Ghana to Ban Sale of Skin Bleaching Products as of August 2016
Last Updated on May 30, 2016 by Joseph Gut – thasso
Skin bleaching remains a norm in Ghana especially among celebrities and youths. The motivations of individuals to do so are many. Just recently the country’s local professional boxer, Bukom Banku not only confirmed bleaching his skin but also admitted bleaching just so he gains a national assignment from President John Mahama as Ghana’s ambassador to Germany.
“I am bleaching my skin because when John Mahama wins 2016 elections, he will make me Ghana’s ambassador to Germany. I am bleaching myself for German people to know that German people and Bukom Banku are one. Bleaching can’t affect my skin because I have a very good skin. Again, rashes can’t affect me because I am using Cleaning Claire and I am taking medicine as well. If I don’t bleach they won’t give me that position…and if you see me now I look fresh because of President John Mahama,” Bukom Banku is recorded stating.
This almost a tragically wrongful assumption. For one, Mr. Banku is risking his personal health considering the adverse effect profile many of these skin bleaching products have. Moreover, if he should ever be assigned ambassador to Germany, German people will accept and value him because of his intelligence, his competency at representing his native country Ghana to Germany, his diplomatic skills, and his winning overall personality. In this role, speaking some German would make him even more sympathetic to his host country, although this is not a obligation at all. None of this skills at ambassador has anything to do with skin color at all, and bleaching of your skin would not help you at all to acquire these. Either you have them, or you don’t.

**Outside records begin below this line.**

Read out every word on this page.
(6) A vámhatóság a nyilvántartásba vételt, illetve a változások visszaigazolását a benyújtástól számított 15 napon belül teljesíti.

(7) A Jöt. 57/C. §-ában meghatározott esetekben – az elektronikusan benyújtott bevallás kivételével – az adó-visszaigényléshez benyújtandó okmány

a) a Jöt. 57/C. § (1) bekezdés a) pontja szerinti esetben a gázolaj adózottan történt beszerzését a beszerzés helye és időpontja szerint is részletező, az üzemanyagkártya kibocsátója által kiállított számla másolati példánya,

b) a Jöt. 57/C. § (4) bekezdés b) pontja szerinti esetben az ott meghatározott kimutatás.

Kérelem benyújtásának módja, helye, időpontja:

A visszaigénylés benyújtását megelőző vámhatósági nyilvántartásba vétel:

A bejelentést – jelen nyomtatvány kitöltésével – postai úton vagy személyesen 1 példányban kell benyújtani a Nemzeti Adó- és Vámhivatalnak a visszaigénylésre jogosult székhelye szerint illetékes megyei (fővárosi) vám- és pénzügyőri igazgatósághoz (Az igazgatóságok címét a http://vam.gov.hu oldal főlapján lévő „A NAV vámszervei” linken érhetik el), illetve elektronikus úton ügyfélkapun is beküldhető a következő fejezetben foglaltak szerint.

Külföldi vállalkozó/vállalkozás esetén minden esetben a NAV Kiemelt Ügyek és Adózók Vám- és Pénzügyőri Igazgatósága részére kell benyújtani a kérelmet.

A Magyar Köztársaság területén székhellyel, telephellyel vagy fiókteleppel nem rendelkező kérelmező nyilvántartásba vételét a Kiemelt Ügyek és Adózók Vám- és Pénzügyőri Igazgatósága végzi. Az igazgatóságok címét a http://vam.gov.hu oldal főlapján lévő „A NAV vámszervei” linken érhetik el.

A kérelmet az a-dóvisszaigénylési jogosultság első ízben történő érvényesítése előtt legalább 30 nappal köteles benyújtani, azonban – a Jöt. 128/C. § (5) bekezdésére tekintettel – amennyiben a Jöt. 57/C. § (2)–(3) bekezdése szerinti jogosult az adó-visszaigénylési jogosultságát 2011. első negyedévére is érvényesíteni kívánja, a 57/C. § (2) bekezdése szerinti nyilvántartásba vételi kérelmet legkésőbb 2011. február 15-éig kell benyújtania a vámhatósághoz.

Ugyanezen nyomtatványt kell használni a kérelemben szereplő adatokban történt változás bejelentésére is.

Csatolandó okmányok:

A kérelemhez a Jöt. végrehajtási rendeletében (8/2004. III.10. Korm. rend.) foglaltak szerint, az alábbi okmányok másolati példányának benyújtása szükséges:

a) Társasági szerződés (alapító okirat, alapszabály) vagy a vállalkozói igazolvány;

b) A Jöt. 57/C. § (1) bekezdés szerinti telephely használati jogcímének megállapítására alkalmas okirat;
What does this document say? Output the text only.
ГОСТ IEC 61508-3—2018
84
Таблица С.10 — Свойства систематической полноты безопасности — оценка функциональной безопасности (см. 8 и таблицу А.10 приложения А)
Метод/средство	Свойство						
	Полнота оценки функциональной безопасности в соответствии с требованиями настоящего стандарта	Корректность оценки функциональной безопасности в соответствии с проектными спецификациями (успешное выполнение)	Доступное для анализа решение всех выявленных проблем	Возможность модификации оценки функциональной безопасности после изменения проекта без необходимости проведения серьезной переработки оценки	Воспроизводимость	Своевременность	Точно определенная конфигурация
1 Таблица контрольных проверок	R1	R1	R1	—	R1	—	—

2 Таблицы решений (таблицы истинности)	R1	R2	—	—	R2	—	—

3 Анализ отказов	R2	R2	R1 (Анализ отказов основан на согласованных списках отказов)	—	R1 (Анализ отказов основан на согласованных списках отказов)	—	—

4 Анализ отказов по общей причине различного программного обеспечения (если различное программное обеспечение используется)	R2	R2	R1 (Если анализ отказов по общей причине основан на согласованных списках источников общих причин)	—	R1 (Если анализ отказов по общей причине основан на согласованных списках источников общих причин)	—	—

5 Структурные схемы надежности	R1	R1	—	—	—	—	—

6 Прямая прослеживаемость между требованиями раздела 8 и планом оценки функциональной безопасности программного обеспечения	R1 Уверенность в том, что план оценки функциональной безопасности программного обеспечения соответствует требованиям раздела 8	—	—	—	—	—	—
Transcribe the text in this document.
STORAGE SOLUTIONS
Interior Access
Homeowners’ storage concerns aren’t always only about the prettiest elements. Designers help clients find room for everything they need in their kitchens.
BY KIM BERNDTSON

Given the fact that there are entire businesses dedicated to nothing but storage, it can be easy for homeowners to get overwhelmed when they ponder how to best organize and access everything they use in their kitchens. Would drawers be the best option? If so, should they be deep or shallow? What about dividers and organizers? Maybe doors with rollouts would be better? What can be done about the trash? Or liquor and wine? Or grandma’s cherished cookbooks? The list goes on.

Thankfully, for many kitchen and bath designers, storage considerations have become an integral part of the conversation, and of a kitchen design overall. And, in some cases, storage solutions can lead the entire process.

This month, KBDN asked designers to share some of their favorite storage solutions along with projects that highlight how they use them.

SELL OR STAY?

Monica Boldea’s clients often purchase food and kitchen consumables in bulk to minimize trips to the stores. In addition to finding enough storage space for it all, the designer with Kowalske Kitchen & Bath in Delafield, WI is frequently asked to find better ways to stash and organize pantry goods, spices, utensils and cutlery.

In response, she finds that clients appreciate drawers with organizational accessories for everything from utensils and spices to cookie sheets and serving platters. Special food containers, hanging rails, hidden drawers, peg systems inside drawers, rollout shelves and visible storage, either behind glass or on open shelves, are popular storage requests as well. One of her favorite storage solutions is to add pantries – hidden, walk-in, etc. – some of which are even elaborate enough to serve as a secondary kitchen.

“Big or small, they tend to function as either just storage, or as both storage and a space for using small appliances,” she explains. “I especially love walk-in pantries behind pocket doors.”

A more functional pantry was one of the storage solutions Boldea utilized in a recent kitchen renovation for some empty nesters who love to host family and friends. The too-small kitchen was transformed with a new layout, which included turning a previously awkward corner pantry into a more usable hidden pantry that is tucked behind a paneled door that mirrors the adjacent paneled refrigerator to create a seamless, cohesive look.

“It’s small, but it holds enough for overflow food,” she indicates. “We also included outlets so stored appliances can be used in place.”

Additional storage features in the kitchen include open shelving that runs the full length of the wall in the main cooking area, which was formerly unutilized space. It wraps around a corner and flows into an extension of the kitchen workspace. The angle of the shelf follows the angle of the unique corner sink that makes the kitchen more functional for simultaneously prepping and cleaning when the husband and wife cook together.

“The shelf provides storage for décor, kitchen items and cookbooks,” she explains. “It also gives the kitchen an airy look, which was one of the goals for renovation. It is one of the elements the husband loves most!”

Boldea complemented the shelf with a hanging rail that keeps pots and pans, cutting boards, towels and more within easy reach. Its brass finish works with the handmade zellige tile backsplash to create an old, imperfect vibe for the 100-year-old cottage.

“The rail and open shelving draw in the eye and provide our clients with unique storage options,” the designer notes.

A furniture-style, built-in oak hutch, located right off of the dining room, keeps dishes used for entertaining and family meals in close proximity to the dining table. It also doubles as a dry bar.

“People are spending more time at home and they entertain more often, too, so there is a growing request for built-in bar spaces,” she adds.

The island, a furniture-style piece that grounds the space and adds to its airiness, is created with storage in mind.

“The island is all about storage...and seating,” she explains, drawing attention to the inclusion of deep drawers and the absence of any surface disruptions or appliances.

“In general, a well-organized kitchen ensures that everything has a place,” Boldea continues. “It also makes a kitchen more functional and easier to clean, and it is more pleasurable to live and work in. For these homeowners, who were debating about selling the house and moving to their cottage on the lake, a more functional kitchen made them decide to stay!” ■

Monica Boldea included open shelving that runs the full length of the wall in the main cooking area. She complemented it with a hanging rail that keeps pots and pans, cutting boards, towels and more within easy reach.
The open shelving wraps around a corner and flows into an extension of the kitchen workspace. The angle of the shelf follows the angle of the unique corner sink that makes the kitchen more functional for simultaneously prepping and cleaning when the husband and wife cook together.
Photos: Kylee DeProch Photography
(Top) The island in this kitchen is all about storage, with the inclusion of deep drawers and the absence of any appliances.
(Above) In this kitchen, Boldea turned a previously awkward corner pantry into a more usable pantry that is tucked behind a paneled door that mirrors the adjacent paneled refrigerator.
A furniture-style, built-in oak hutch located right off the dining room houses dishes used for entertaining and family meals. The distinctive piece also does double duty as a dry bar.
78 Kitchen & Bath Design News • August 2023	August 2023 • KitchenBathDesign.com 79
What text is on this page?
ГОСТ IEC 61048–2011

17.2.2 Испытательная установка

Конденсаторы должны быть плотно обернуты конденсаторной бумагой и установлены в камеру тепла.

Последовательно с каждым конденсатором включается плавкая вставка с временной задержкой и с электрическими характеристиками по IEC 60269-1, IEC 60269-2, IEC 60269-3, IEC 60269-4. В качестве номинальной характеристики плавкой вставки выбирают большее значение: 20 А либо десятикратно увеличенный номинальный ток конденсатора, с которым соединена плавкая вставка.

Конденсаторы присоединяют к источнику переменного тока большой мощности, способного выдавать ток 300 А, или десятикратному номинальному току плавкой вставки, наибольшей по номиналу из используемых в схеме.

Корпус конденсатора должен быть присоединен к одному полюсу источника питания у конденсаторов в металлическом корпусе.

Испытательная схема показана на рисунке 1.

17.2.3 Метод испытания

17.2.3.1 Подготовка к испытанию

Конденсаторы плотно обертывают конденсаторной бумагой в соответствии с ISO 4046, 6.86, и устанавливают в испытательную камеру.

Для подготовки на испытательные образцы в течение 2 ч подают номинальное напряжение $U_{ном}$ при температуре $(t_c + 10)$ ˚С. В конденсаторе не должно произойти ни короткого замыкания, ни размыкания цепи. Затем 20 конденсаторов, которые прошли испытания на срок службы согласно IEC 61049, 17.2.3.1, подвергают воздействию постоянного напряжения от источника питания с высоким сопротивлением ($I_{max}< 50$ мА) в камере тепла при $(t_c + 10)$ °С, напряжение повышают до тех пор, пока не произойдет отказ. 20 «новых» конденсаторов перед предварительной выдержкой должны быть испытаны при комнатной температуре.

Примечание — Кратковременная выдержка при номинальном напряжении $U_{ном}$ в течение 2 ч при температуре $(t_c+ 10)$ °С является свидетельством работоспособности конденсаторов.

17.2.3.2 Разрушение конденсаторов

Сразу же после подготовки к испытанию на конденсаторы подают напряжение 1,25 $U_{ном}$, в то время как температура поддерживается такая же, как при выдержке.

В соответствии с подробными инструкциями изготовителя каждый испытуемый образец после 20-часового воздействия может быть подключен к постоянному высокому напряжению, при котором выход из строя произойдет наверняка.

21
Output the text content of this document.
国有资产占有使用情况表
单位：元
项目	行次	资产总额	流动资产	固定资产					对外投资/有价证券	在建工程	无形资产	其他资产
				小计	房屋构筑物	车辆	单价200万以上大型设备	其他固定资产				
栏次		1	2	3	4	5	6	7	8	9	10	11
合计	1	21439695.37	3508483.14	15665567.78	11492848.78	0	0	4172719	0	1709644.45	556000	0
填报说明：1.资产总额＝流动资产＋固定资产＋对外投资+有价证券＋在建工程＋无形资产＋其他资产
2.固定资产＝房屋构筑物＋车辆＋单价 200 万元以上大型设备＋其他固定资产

The use of hydroquinone products is banned in the United States, Japan, Australia and the European Union; research conducted by the American Food & Drugs Administration (FDA) indicates that the chemical contained cancer-causingelements inimical to the health of one’s skin. Also, retired dermatologist Professor Edmund Delle has warned persons who indulge in the act of skin bleaching arguing that they stand the chance of not only damaging their skin but also “giving room to all manner of skin infections and health related diseases.” Skin bleaching, unfortunately, is widespread throughout the world and seemingly epidemic for women of color. The sad truth about most of these product is, however, that they may bleach your skin, no doubt about this, but they may leave you with incredible adverse effects. Most of the time, you wind up far away from the ideal you wanted to achieve, namely some phony resemblance to a lighter skin coloured actresses, perhaps? We doubt that this is worth the price and the risks.